Cayman Islands leader arrested in corruption case
The leader of the Cayman Islands' government was arrested Tuesday on suspicion of theft, abuse of office and breach of trust in the famed Caribbean tax haven.
Premier McKeeva Bush was detained Tuesday morning at his home in the West Bay section of Grand Cayman island by officers from the financial unit of the Royal Cayman Islands Police Service, police spokeswoman Janet Dougall said.
By evening, the 57-year-old Bush had been released on overnight bail after a series of interviews. Police said he would be questioned further Wednesday and a decision on any further bail would be made then.

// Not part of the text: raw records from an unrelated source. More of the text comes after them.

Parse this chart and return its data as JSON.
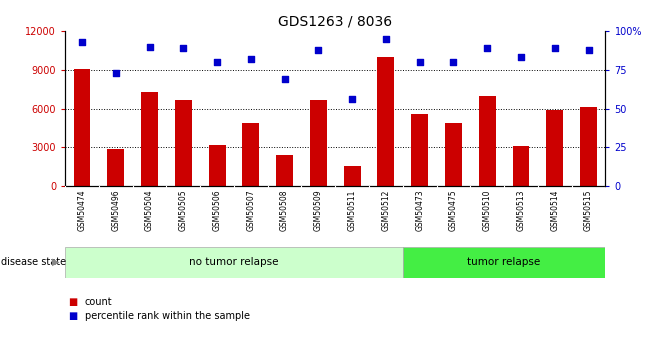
{
  "title": "GDS1263 / 8036",
  "samples": [
    "GSM50474",
    "GSM50496",
    "GSM50504",
    "GSM50505",
    "GSM50506",
    "GSM50507",
    "GSM50508",
    "GSM50509",
    "GSM50511",
    "GSM50512",
    "GSM50473",
    "GSM50475",
    "GSM50510",
    "GSM50513",
    "GSM50514",
    "GSM50515"
  ],
  "counts": [
    9100,
    2900,
    7300,
    6700,
    3200,
    4900,
    2400,
    6700,
    1600,
    10000,
    5600,
    4900,
    7000,
    3100,
    5900,
    6100
  ],
  "percentiles": [
    93,
    73,
    90,
    89,
    80,
    82,
    69,
    88,
    56,
    95,
    80,
    80,
    89,
    83,
    89,
    88
  ],
  "no_tumor_count": 10,
  "tumor_count": 6,
  "bar_color": "#cc0000",
  "dot_color": "#0000cc",
  "no_tumor_color": "#ccffcc",
  "tumor_color": "#44ee44",
  "label_bg_color": "#cccccc",
  "ylim_left": [
    0,
    12000
  ],
  "ylim_right": [
    0,
    100
  ],
  "yticks_left": [
    0,
    3000,
    6000,
    9000,
    12000
  ],
  "ytick_labels_left": [
    "0",
    "3000",
    "6000",
    "9000",
    "12000"
  ],
  "yticks_right": [
    0,
    25,
    50,
    75,
    100
  ],
  "ytick_labels_right": [
    "0",
    "25",
    "50",
    "75",
    "100%"
  ],
  "grid_lines": [
    3000,
    6000,
    9000
  ],
  "legend_items": [
    "count",
    "percentile rank within the sample"
  ]
}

Bush was detained "in connection with a number of ongoing police investigations," Dougall said in a statement. She said the probes involve suspected theft related to misuse of a government credit card and breach of trust, abuse of office and conflict of interest for the alleged importation of unspecified explosive substances without valid permits.
Authorities in the British Caribbean territory did not provide any details about the allegations involved in the arrest.
"It would be inappropriate for the RCIPS to make any further comment in relation to these matters at this time," a police statement said. "Further updates will be made available in due course."
Authorities said another man was arrested Tuesday in connection with the Bush case involving the alleged importation of explosive materials. Police did not reveal his identity.
Phone calls to Bush's home number went unanswered. A top Caymanian lawyer who previously represented Bush did not return calls for comment.
Leonard Dilbert, the premier's chief of staff, said Bush would continue working as the three-island territory's leader amid the investigation.
"There have been no charges," Dilbert said in a brief phone interview from the small island chain, which is the world's sixth largest financial center, with $1.6 trillion in officially booked international assets.
In a written statement later in the day, Dilbert advised people not to rush to judgment. "Being suspected of having done something is far from ... having been proven that you did that thing," he said.
Cayman Islands police revealed last April that they had a total of three investigations under way involving Bush and that they had been investigating allegations of financial irregularities involving him since late 2010. Bush said he had done nothing wrong and called the investigations politically motivated.
Shortly after the police investigations were announced, an article in the newspaper Caymanian Compass quoted Bush as saying that Britain's Foreign and Commonwealth Office did not like him and that he had been warned in 2009 they would try to "ruin" him.
The territory's 700-member Chamber of Commerce applauded news of Bush's arrest. It "demonstrates Cayman's robust law enforcement and anti-corruption systems and the islands' intolerance (of) any alleged unethical behavior or corruption even at the highest level of political office," Chamber President Chris Duggan said in a statement.
The Coalition for Cayman, an advocacy group for good government, called for Bush to immediately resign.
"We must always be careful not to prejudge anyone and allow the due process of the judicial system to run its course. However, as a nation we must be clear that we will not tolerate corruption in any form," the group said.
Bush was elected premier in May 2009 when his United Democratic Party won nine spots in the 15-seat Legislative Assembly, defeating the People's Progressive Movement. Bush created the UDP in 2000 when he was tourism, environment and transport minister.
He wields great power within the territory because he is finance minister as well as head of government. He is the longest serving member of the Legislative Assembly, having first been elected in 1984.
In July, Bush ignited a heated debate when he proposed the islands' first direct tax, to target expatriate workers who earned more than $36,000 annually. It outraged investors and many people living on the islands, where financial services and tourism are the pillars of the economy. Bush scrapped the plan.
For years, private equity and hedge funds have flocked to the Cayman Islands, which offer tax advantages for fund managers and some of their foreign and nonprofit investors. Setting up shop in the islands, usually nothing more than a mail drop, also provides them a large degree of financial secrecy while avoiding the far tighter financial regulations of the U.S. and other nations.